Quienes están sentados en el banquillo no son solo los encartados en el caso
Michel Foucault habló muchas veces de la “burocracia del martirio” (“Vigilar y castigar”), acercando peligrosamente la tortura a la “producción de verdad”. Numerosos son los pensadores que han objetado estas proposiciones de los estudios de la sociedad disciplinaria que ocuparon las preocupaciones de Foucault. Pero lo cierto es que únicamente nos apoderamos de la naturaleza del “Estado profundo” (Weimar), en medio de las crisis que lo dejan reducido al ser desnudo.
Escuchando a la fiscal Yeni Berenice enumerar tantas formas de robarse la riqueza pública, en la llamada “Operación Coral”, saltaba ante mis ojos el modelo hiperbólico de un relato fantástico.
Únicamente así, situados ante la irrebatible realidad de lo concreto, el sistema se desnuda. Los dos gobiernos de Danilo Medina erigieron un valladar de desinformación respecto del funcionamiento de la corrupción como sistema en su seno, y la irrebatible verdad de que la corrupción había alcanzado el nivel de Política de Estado. Todo el aparato mediático del danilismo gobernante se proponía negar la existencia de la realidad externa y salvaguardar la infalibilidad del líder (Danilo ante los periodistas: “¿Cuál corrupción, cuál corrupción? Dígame un caso concreto, ¿Cuál corrupción, cuál corrupción?”)
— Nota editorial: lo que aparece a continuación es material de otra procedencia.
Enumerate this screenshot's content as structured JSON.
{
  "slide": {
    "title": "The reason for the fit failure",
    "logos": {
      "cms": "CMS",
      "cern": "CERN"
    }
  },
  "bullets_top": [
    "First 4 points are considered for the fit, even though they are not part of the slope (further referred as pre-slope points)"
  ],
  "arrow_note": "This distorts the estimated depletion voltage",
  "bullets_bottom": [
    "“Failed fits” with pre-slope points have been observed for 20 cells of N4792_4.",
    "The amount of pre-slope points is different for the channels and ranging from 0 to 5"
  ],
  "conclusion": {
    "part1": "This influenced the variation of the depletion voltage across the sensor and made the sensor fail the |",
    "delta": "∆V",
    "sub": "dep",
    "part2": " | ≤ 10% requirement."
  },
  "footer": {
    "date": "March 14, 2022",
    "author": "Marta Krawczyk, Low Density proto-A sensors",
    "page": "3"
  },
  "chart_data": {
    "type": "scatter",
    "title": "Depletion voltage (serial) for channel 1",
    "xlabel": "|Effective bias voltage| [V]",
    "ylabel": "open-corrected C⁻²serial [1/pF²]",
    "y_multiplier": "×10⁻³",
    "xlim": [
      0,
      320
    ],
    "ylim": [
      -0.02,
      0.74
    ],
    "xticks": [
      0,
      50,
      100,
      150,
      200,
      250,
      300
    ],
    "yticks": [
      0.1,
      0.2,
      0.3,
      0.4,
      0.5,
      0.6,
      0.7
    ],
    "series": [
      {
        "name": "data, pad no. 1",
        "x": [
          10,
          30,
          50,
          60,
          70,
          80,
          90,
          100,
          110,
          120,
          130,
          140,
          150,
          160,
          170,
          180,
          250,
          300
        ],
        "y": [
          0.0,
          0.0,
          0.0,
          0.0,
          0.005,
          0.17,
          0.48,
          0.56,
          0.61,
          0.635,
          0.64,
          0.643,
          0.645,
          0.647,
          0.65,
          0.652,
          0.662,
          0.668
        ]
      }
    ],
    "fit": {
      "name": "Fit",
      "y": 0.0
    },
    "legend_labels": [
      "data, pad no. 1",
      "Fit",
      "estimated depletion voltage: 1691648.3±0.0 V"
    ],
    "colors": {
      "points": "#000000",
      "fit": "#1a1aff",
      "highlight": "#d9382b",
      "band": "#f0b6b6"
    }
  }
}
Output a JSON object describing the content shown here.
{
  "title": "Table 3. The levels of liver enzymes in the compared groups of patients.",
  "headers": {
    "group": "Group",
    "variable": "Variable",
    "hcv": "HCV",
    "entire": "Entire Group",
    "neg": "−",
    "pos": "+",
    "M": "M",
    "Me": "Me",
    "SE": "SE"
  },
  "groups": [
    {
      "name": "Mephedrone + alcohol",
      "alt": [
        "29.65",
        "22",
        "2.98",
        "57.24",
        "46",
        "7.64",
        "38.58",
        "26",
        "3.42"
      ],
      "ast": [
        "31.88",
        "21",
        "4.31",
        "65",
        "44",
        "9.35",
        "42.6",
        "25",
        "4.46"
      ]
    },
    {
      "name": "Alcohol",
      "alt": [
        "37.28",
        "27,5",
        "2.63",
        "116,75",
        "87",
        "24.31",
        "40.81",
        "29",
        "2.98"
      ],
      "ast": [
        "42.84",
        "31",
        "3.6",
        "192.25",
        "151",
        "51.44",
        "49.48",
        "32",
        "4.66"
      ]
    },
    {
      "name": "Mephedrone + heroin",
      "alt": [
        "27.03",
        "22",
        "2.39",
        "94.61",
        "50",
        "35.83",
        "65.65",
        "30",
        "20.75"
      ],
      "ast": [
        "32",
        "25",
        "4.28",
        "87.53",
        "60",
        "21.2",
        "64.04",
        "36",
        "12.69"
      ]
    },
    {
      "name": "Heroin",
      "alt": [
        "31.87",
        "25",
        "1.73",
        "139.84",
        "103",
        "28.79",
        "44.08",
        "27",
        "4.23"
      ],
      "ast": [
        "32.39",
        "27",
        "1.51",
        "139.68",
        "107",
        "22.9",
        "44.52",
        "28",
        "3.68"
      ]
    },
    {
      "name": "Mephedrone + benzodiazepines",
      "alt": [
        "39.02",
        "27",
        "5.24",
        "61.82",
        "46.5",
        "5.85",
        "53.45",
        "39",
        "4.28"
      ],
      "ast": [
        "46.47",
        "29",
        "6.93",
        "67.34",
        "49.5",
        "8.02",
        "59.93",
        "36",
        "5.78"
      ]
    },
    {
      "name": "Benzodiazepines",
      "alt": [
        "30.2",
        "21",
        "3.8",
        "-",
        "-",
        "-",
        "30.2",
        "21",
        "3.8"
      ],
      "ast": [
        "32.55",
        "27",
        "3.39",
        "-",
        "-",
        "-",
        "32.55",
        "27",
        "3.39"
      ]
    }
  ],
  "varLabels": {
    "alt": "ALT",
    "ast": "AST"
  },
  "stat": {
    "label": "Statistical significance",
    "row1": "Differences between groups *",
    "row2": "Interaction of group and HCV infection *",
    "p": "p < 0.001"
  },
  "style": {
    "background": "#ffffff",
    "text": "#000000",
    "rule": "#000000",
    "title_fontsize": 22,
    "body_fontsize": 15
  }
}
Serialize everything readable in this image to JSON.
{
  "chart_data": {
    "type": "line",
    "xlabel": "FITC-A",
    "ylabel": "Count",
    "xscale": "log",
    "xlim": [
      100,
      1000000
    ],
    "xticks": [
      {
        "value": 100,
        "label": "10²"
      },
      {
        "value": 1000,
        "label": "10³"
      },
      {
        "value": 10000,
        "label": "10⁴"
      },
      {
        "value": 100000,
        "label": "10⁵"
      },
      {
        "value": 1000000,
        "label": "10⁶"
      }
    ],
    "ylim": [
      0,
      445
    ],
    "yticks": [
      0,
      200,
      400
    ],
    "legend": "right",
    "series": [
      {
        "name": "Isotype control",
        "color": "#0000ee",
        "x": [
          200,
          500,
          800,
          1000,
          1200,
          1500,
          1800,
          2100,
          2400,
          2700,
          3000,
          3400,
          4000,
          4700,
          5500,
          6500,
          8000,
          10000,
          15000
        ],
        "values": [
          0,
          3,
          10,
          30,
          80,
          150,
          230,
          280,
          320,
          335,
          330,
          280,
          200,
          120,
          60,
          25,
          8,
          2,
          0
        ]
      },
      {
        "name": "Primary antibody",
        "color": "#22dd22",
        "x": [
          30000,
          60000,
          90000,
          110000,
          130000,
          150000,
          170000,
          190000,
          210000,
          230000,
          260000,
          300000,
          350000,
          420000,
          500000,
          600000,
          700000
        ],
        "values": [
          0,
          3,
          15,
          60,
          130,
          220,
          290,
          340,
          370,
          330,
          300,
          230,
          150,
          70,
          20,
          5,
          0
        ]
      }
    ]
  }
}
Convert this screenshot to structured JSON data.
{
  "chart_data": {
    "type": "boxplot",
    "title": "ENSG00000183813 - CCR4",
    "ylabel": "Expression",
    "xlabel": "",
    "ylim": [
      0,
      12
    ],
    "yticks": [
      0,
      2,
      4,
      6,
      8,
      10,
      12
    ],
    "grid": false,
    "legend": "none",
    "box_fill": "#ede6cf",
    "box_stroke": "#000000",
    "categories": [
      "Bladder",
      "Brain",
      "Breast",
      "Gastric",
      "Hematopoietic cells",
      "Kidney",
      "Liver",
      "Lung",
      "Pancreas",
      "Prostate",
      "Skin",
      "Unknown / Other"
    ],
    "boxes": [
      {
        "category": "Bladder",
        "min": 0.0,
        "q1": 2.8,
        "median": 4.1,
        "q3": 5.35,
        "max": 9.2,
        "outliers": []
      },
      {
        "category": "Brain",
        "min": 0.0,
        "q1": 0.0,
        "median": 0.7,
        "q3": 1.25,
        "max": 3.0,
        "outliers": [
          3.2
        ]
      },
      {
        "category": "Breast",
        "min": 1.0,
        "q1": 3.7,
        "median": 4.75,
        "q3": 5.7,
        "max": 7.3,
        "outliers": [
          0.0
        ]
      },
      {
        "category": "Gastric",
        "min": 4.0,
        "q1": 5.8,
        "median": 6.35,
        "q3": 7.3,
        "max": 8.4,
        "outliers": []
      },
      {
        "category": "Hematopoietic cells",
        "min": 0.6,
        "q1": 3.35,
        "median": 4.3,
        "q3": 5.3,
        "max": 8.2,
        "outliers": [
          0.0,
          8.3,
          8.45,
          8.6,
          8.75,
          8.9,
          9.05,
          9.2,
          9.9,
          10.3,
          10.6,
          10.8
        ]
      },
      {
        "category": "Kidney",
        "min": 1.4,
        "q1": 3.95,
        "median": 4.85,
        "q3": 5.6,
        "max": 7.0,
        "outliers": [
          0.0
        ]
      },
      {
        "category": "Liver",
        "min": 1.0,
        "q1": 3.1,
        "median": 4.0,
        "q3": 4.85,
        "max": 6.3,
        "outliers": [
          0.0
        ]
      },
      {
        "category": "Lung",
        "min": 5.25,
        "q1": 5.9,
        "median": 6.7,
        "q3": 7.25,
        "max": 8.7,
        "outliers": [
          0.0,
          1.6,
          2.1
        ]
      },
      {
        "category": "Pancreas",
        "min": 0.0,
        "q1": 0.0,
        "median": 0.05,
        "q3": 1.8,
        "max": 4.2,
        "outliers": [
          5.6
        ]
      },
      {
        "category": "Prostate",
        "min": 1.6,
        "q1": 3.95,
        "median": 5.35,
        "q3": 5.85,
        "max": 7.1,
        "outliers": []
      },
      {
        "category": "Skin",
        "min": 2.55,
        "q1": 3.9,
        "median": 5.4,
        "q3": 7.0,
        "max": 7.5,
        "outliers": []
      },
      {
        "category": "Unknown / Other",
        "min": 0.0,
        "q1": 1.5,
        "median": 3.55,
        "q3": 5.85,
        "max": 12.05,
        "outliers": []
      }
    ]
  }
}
Los sistemas de dominación no construyen un estándar para la verdad. Desde Platón se sabe que comienzan por prostituir la lengua, y el propio Platón estudió la gramática del poder, dándole una cierta licencia al príncipe.
Esa licencia tenía un límite y era que el príncipe mintiera solo en provecho del bien común. El príncipe no podía abrir un abismo entre la realidad y lo proclamado en el discurso, un divorcio estructural entre la verdad que está evidenciada ante los ojos de todo el mundo, y lo que despliega como sustentación de la razón (“Cuál corrupción, cuál corrupción”), porque caería en el ridículo.
Danilo empleaba el lenguaje ante los periodistas con la insidia de la intimidación, hablando desde la majestad del poder para yugular el pensamiento crítico. Un hombre airado, inseguro, con una voz gangosa ante los periodistas, berreando los conceptos, rápidamente traspasaba el límite que la gramática del poder de Platón daba para que el príncipe no se hundiera en el ridículo.
Un solo juicio, en su fase preliminar apenas, los deja reducidos al ser desnudo. Todas las mentiras, todo el esfuerzo opíparamente pagado a las bocinas, las hipérboles de sus realizaciones, el trastrueque infame de la realidad percibida por los sentidos, las exageradas pompas de una gobernanza festiva que desperdiciaba sin piedad el dinero público, el lujo de dárselas de haber construido un país de clase media, la dolorosa fábula de haber sacado de la miseria a millones de marginados que ahora ven, incrédulos, los intersticios del sistema; han llegado a un punto en el que perdieron su significado, se han transformado en su contrario, porque la rapacidad del danilismo era tan extrema, que el relato de la “pastora” y el general significan la afirmación sin pudor del nivel inimaginable del sistema de corrupción operando desde el Palacio Nacional.
Reducidos al ser desnudo, y transparentes. Quienes están sentados en el banquillo de los acusados no son tan solo los encartados en el caso.
La resonancia perturbadora de la hipercorrupción requiere del control de casi todas las instituciones de los poderes formales, particularmente de la Justicia.
Por lo mismo, este juicio habita un espacio de estupefacción, y de mudez, porque los acusados son un significante que remite a otro significante. Mirándolos, pensamos más en el sistema que les permitía actuar que en ellos mismos. Lo que ellos reproducían en su práctica corrupta, se legitimaba en el modelo exitoso que desde el Palacio Nacional se ejecutaba.
Es el danilismo en acto lo que se juzga, no es un relato lineal el que ellos levantan, porque cada uno de ellos ha sido conformado, consciente o inconscientemente, por una cultura de legitimación de la corrupción, afincada en una “política de Estado”. Las sociedades son siempre una tupida red de pequeñas y grandes complicidades, y los modelos hegemónicos se reproducen constantemente.
Reducidos al ser desnudo. Esas fracturas políticas y sociales nos permiten ver hacia adentro de un poder corrompido que llevó al extremo la corrupción como sistema.